The support for this summer program is one of 46 grants awarded to organizations across South Carolina by Duke Energy this year that could address COVID-19-related learning issues, specifically programs helping underserved communities.

“Duke Energy has always been a part of the communities that we serve, and programs like this are a great example of such investments,” said Amanda Dow, Duke Energy stakeholder manager. “Our primary goals with these education grants were to help boost after-school and summer programs and address learning gaps that were created or widened because of the environment COVID forced many schools to revert to.”

Duke Energy awarded grants to organizations across its service territory to address COVID-19-related learning issues.

Character education offerings were a theme across grant proposals as a result of remote learning.

“We felt like the combination of the reading and math curriculum and the character mentor component was a great fit with our grant focus,” Dow said, “and we are excited about this partnership with the Blue Ridge Community Center and the impact it will have on these children.”

With their revelations from character education and the feeling of improvement during classes, one of the main hopes of summer camp educators is just that the kids feel celebrated and accomplished. And inspired.
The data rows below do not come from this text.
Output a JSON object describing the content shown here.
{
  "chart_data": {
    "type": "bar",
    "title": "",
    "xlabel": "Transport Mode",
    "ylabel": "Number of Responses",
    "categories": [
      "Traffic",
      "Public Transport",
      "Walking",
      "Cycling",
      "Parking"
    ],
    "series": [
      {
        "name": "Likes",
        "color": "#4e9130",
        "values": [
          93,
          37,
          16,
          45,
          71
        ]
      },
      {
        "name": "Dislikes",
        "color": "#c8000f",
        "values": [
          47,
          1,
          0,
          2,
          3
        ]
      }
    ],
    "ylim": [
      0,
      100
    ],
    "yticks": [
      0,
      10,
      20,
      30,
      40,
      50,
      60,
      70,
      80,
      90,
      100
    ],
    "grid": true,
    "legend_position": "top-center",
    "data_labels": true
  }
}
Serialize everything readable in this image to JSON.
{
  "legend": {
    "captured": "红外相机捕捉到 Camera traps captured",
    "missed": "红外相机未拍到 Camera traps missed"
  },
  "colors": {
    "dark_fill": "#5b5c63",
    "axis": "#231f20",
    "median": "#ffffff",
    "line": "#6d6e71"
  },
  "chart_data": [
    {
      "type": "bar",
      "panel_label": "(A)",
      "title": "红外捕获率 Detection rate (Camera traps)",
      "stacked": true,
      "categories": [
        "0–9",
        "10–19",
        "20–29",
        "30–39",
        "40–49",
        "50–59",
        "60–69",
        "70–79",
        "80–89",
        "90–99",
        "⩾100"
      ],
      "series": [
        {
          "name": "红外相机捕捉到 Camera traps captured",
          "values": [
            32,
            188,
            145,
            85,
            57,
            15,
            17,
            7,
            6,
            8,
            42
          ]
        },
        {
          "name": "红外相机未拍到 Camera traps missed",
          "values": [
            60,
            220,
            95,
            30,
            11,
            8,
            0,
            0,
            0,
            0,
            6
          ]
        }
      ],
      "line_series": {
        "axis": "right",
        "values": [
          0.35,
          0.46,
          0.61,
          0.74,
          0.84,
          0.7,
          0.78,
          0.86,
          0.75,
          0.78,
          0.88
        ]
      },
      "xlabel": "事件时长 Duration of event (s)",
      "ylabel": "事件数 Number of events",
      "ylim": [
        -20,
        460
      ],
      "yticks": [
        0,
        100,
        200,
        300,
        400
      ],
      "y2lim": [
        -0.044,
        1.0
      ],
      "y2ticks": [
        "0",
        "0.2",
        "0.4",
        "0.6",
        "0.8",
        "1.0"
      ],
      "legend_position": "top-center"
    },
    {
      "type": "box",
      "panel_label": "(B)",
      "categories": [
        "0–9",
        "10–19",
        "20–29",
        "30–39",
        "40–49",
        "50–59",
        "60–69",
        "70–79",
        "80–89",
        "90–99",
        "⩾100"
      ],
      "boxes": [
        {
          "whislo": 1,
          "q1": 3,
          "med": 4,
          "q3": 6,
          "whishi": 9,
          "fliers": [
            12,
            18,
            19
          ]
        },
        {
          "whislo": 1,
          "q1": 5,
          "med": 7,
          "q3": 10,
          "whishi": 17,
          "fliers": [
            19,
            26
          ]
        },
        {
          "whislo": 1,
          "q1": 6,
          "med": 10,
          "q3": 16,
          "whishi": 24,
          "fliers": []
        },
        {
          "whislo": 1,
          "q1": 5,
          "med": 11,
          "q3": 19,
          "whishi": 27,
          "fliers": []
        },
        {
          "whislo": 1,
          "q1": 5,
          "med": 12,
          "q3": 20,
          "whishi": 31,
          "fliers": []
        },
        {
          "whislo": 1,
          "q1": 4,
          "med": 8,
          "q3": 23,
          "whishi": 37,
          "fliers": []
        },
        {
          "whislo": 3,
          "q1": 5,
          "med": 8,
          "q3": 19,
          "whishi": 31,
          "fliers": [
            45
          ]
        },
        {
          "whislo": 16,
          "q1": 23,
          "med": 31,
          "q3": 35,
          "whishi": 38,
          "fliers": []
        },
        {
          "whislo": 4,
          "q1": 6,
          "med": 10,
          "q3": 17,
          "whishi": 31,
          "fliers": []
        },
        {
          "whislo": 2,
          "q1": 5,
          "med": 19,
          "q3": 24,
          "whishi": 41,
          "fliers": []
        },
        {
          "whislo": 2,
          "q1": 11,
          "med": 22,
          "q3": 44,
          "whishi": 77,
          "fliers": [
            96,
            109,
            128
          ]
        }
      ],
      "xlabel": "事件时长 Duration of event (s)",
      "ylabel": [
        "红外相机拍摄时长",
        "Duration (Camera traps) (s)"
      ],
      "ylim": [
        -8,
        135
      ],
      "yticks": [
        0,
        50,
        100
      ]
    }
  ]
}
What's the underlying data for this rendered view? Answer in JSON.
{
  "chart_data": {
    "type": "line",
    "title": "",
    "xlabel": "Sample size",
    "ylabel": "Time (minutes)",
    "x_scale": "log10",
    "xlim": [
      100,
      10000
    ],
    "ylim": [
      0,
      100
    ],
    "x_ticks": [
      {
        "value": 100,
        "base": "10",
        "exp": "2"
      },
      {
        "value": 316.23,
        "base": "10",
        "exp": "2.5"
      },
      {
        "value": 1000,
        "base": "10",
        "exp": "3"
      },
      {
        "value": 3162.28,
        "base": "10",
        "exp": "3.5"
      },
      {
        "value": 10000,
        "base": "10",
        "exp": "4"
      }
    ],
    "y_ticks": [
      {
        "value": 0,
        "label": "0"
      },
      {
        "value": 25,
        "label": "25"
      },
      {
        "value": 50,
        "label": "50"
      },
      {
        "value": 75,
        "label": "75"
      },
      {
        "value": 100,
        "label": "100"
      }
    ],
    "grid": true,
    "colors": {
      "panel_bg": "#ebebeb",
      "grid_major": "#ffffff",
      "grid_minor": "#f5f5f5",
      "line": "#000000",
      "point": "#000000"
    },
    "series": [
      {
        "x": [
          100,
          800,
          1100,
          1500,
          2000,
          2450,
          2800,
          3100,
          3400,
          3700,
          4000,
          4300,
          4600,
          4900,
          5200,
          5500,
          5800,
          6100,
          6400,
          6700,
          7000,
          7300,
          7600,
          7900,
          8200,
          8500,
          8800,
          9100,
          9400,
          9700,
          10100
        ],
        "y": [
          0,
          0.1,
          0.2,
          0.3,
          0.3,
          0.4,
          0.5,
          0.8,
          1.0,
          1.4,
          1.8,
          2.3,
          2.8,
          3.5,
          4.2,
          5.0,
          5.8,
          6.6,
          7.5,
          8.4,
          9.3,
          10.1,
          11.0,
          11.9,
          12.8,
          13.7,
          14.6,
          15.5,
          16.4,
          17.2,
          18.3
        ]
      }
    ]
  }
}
“We’re hoping,” Butler said, “that encourages them to come back.”

A glimpse of other Duke Energy grants across the country

Florida: The Orange County Library System received $5,000 for Summer Reading Program Outreach to Overcome COVID Divide.

Indiana: Purdue University received $50,000 for projects like a summer camp focused on empowering women in business.

Kentucky: Northern Kentucky University received $30,000 to provide science, technology, engineering and mathematics development to teachers.

North Carolina: Durham Public Schools received $25,000 to offer experiential outdoor learning opportunities to students on a 30-acre farm, forest and outdoor learning center.